NEAR: Neighborhood Edge AggregatoR for Graph Classification
This work addresses a bottleneck in GNNs for graph classification, which is important for domains like bioinformatics and social network analysis, but it is incremental as it builds on existing methods like GIN.
The paper tackles the problem of information loss in graph neural networks (GNNs) that rely on 1-hop neighborhood message passing by proposing NEAR, a framework that aggregates edge relations in neighborhoods, and it shows improvements over existing 1-hop GNNs in graph classification tasks.

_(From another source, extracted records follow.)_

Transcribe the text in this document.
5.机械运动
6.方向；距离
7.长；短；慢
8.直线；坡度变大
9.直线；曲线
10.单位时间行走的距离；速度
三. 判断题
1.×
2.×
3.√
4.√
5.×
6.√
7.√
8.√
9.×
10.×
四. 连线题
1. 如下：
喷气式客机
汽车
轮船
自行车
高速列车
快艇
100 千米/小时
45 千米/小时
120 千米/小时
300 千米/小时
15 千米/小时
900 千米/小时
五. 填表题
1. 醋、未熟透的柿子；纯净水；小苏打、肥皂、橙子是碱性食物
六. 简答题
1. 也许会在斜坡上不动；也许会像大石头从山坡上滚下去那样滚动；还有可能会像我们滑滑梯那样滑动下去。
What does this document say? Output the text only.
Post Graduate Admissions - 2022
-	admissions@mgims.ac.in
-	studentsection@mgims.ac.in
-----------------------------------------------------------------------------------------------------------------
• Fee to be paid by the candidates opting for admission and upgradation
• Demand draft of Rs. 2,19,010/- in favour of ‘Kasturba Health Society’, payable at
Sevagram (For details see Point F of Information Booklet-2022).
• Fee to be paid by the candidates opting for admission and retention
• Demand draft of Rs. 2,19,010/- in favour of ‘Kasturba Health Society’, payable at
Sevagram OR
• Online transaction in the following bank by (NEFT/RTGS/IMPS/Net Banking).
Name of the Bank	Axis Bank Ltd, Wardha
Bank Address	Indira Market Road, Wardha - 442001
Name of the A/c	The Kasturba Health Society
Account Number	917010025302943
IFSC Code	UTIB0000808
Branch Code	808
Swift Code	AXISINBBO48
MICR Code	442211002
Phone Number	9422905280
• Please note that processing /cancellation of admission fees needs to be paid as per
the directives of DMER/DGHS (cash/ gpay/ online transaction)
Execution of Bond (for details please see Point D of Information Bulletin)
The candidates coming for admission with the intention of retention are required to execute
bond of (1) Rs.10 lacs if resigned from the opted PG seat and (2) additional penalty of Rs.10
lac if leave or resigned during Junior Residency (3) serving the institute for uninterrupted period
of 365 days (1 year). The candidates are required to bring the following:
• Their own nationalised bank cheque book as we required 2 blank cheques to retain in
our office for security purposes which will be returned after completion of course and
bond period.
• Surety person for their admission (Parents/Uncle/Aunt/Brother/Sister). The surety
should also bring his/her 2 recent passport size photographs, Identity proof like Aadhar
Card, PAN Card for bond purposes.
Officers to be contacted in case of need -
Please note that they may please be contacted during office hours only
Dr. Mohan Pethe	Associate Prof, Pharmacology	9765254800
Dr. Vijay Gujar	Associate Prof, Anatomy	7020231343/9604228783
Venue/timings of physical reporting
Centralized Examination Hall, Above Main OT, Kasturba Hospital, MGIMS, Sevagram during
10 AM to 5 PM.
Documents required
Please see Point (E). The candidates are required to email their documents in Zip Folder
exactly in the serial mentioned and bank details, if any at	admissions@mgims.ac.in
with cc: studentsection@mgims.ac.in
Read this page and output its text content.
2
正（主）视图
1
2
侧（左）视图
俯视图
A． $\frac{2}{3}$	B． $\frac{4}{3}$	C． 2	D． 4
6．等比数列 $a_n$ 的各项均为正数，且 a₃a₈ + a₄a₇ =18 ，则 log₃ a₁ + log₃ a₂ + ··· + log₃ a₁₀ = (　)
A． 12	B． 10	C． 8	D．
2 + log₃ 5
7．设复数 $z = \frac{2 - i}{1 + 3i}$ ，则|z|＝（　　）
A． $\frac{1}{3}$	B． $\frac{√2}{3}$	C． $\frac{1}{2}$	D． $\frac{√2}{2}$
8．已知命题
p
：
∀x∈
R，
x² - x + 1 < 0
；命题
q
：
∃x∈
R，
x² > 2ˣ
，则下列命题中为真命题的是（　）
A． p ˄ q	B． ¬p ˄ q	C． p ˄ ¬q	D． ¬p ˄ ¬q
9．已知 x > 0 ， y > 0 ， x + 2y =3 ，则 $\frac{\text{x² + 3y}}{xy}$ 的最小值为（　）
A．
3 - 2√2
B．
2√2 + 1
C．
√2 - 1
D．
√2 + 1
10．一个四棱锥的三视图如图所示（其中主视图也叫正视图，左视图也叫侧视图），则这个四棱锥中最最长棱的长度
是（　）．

Learning graph-structured data with graph neural networks (GNNs) has been recently emerging as an important field because of its wide applicability in bioinformatics, chemoinformatics, social network analysis and data mining. Recent GNN algorithms are based on neural message passing, which enables GNNs to integrate local structures and node features recursively. However, past GNN algorithms based on 1-hop neighborhood neural message passing are exposed to a risk of loss of information on local structures and relationships. In this paper, we propose Neighborhood Edge AggregatoR (NEAR), a framework that aggregates relations between the nodes in the neighborhood via edges. NEAR, which can be orthogonally combined with Graph Isomorphism Network (GIN), gives integrated information that describes which nodes in the neighborhood are connected. Therefore, NEAR can reflect additional information of a local structure of each node beyond the nodes themselves in 1-hop neighborhood. Experimental results on multiple graph classification tasks show that our algorithm makes a good improvement over other existing 1-hop based GNN-based algorithms.